Using deep sea corals gathered near the Hawaiian Islands, a Lawrence Livermore scientist in collaboration with UC Santa Cruz colleagues have determined that a long term shift in nitrogen content in the Pacific Ocean has occurred as a result of climate change.
Overall nitrogen in the North Pacific Ocean has increased by about 20 percent since the mid 1800s, -- a shift, similar to major paleoceanographic transitions in the sedimentary record --and this long-term change appears to be continuing today, according to a study published Dec. 15 edition of the journal, Nature.
The study combines a unique compound-specific isotope technique (largely being pioneered at University of California, Santa Cruz), measured in deep-sea proteinaceous corals, to reconstruct changes in biogeochemical cycles from the North Pacific subtropical ringlike system of ocean currents: the largest contiguous biome in the world.
Using chemical information locked in organic skeletal layers, the team used these ancient corals as detailed recorders of changes at the base of the open Pacific food web over the last 1,000 years. This represents the first detailed biogeochemical records for the planet's largest contiguous ecosystem
"The timing of the change -- at the start of the anthropogenic era (post-industrial, and coming out of the Little Ice Age) -- begs the question as to whether there is more than just a correlation between our record and, for example, northern hemisphere temperatures and increased dust deposition due to land use change," said Tom Guilderson, a Livermore scientist working at the Laboratory's Center for Accelerator Mass Spectrometry.
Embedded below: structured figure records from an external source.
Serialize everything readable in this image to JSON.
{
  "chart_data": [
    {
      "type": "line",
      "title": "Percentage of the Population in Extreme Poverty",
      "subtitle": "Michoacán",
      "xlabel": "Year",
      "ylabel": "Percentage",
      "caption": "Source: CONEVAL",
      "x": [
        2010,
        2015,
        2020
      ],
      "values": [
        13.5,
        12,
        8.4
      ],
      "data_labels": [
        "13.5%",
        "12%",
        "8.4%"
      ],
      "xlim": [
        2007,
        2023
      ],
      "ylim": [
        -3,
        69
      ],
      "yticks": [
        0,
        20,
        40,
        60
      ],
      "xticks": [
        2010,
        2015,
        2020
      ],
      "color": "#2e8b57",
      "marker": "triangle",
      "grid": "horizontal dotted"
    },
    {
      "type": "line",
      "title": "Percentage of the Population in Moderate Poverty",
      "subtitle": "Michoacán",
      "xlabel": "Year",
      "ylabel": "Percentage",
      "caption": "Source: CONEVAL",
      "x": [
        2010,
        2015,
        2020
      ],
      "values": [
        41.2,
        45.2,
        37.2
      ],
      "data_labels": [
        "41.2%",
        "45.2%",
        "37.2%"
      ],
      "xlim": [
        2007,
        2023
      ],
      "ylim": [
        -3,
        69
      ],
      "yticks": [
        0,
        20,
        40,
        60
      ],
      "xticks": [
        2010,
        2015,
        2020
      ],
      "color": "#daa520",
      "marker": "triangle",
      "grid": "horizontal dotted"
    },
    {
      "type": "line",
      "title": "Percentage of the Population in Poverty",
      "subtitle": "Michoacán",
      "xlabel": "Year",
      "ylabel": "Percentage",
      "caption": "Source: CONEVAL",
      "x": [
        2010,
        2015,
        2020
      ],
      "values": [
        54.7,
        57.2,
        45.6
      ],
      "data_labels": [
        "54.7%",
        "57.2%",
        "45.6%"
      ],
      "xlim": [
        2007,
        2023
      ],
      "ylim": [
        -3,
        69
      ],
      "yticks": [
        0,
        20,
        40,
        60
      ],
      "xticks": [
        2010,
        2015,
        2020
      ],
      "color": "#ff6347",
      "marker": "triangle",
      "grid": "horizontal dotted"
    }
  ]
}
The study, authored by UCSC's Owen Sherwood and Matt McCarthy and LLNL's Guilderson, is a collaborative project to develop novel isotopic measurements, and use them in long-lived deep sea proteinaceous corals.
Colonial corals can live for multiple millennia, making them likely the world's longest living animals. They deposit layers of protein rich skeleton that record the chemical signatures of the constant rain of detrital plankton material from the ocean's surface (the corals' food), making these animals akin to "living sediment traps," according to Sherwood.
However, unlike sediment traps, the corals provide highly detailed records not for decades but for up to thousands of years. This aspect is critical in places like the open Pacific where sediment accumulation is so slow that it is essentially impossible to get meaningful data for recent centuries.
"We reconstructed highly detailed records of how ocean biogeochemical systems have changed through the Holocene and, in particular, to understand what the 'baselines' really were before instrumental record, and dramatic anthropogenic changes began," Guilderson said.
The results may fundamentally change how we understand open ocean ecosystem stability, Sherwood said. The Pacific contains the largest contiguous ecosystem on the planet. Time series data near Hawaii have shown dynamic decadal scale variability. But the new records from deep corals now show that the decadal-scale time series changes are really only small oscillations superimposed on a dramatic long-term shift at the base of the Pacific ecosystem.
"This also has very significant implications about how we understand, and perhaps, can better predict effects of global warming in the Pacific, but also likely in other subtropical regions," Guilderson said.
The team used isotopes of nitrogen in both the bulk skeleton and in individual amino acids and noticed a significant change in nitrogen isotope ratios in the coral skeleton since the end of the Little Ice Age (about 1850). The observed change is not due to changes in trophic level but reflects changes in the nitrogen source at the base of the food-web. Nitrogen in the ocean and just like in many gardens is usually a limiting nutrient. Plants (phytoplankton) require nitrogen to turn dissolved inorganic carbon into plant material and start the biological cycle.
"In the marine environment, the two major sources of nitrogen are dissolved nitrate, which is more concentrated in the subsurface and deep water and is brought to the surface by upwelling and mixing, and nitrogen fixation by specialized microorganisms that are like the legumes of the sea," explained first author Owen Sherwood, who worked on the study as a postdoctoral researcher at UCSC and is now at the University of Colorado in Boulder.
The results indicate an increase in nitrogen fixation of 17 percent to 27 percent since the end of the Little Ice Age. This implies that the surface waters are becoming less well mixed with the waters below them and more stratified. The obvious linkages with anthropogenic climate change are increased sea surface temperatures, which increase stabilization of the water column, and changes in the overlying surface winds. A corollary to this, and given the location of the samples, is an expansion of the gyre itself.